Hi @ofirgo , Thanks for your comment, I only changed the code in terms of SKU-110K (not COCO).

Then I changed the code in accordance with your advise.

resource_utilization = mct.core.ResourceUtilization(resource_utilization_data.weights_memory * 0.75) ↓ resource_utilization = mct.core.ResourceUtilization(resource_utilization_data.weights_memory * 0.75, 3276800)

it worked. Thank you.

Could you tell me the effect when activation_memory is increased. Do the quantized model make less compression ratio or less accuracy ?
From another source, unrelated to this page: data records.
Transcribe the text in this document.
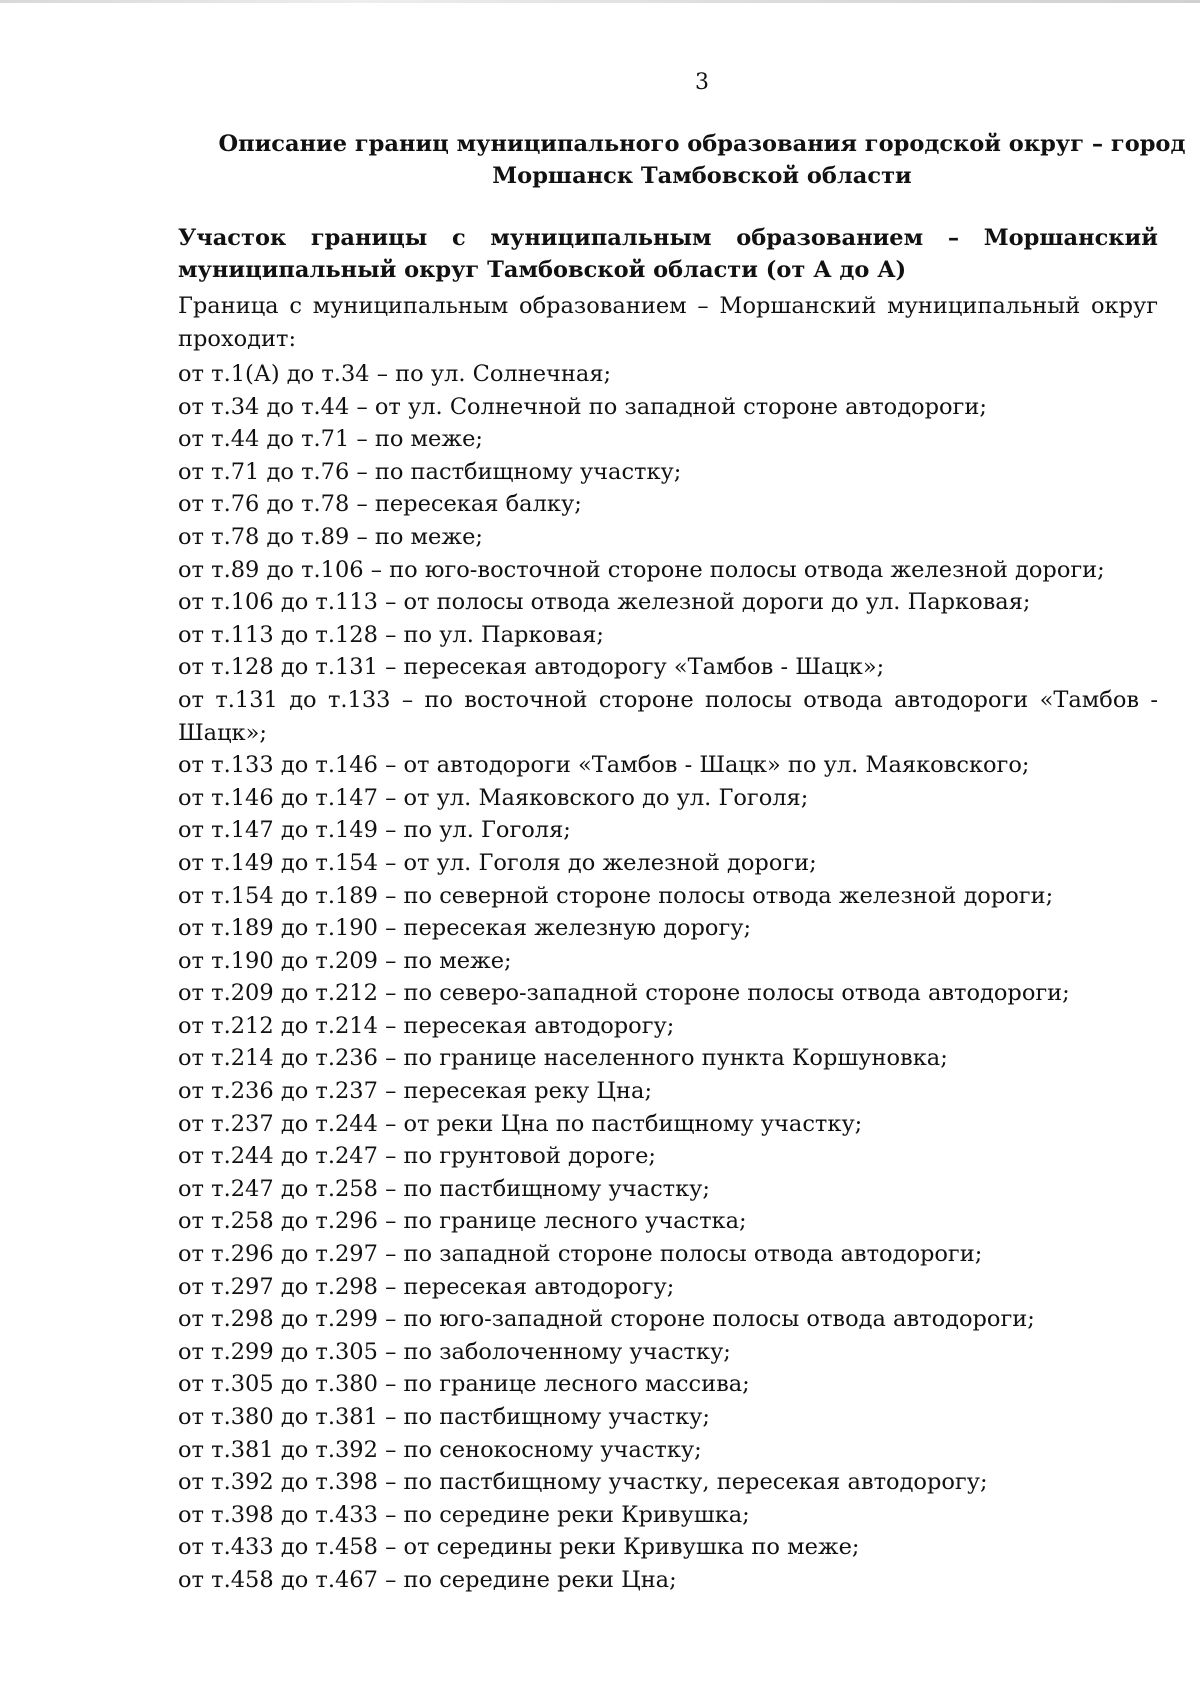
3
Описание границ муниципального образования городской округ – город
Моршанск Тамбовской области
Участок границы с муниципальным образованием – Моршанский
муниципальный округ Тамбовской области (от А до А)
Граница с муниципальным образованием – Моршанский муниципальный округ проходит:
от т.1(А) до т.34 – по ул. Солнечная;
от т.34 до т.44 – от ул. Солнечной по западной стороне автодороги;
от т.44 до т.71 – по меже;
от т.71 до т.76 – по пастбищному участку;
от т.76 до т.78 – пересекая балку;
от т.78 до т.89 – по меже;
от т.89 до т.106 – по юго-восточной стороне полосы отвода железной дороги;
от т.106 до т.113 – от полосы отвода железной дороги до ул. Парковая;
от т.113 до т.128 – по ул. Парковая;
от т.128 до т.131 – пересекая автодорогу «Тамбов - Шацк»;
от т.131 до т.133 – по восточной стороне полосы отвода автодороги «Тамбов - Шацк»;
от т.133 до т.146 – от автодороги «Тамбов - Шацк» по ул. Маяковского;
от т.146 до т.147 – от ул. Маяковского до ул. Гоголя;
от т.147 до т.149 – по ул. Гоголя;
от т.149 до т.154 – от ул. Гоголя до железной дороги;
от т.154 до т.189 – по северной стороне полосы отвода железной дороги;
от т.189 до т.190 – пересекая железную дорогу;
от т.190 до т.209 – по меже;
от т.209 до т.212 – по северо-западной стороне полосы отвода автодороги;
от т.212 до т.214 – пересекая автодорогу;
от т.214 до т.236 – по границе населенного пункта Коршуновка;
от т.236 до т.237 – пересекая реку Цна;
от т.237 до т.244 – от реки Цна по пастбищному участку;
от т.244 до т.247 – по грунтовой дороге;
от т.247 до т.258 – по пастбищному участку;
от т.258 до т.296 – по границе лесного участка;
от т.296 до т.297 – по западной стороне полосы отвода автодороги;
от т.297 до т.298 – пересекая автодорогу;
от т.298 до т.299 – по юго-западной стороне полосы отвода автодороги;
от т.299 до т.305 – по заболоченному участку;
от т.305 до т.380 – по границе лесного массива;
от т.380 до т.381 – по пастбищному участку;
от т.381 до т.392 – по сенокосному участку;
от т.392 до т.398 – по пастбищному участку, пересекая автодорогу;
от т.398 до т.433 – по середине реки Кривушка;
от т.433 до т.458 – от середины реки Кривушка по меже;
от т.458 до т.467 – по середине реки Цна;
I'm glad to hear this solves the issue for you. Regardless, I'm still not sure what caused the original issue, since you say you didn't change anything from the original tutorial code but the dataset. Do you know how to explain where the restriction of "1638400" activation memory came from in your original code that had the issue? Because, if you didn't provide it, then the expected behavior should be that the activation memory size is not restricted and you shouldn't have experienced the error.

What happened when you modified the resource_utilization call is that you added a restriction on the memory of the maximal activation tensor during model inference to 3276800. This is the size of the actual maximal activation tensor (according to your previous message), so this modification didn't affect the accuracy or the memory of the quantized model.

I'm keeping the issue open for now. I would appreciate it if you can provide more information regarding the way you originally called MCT (that causes the issue).

Thank you for raising this issue and for your help.

May 12 '24 06:05 ofirgo

Hi @ofirgo I'm sorry to have troubled you. my code was wrong.

I had set resource_utilization_data not resource_utilization in keras_post_training_quantization's 3rd argment.

May 13 '24 08:05 YoshikiKato0220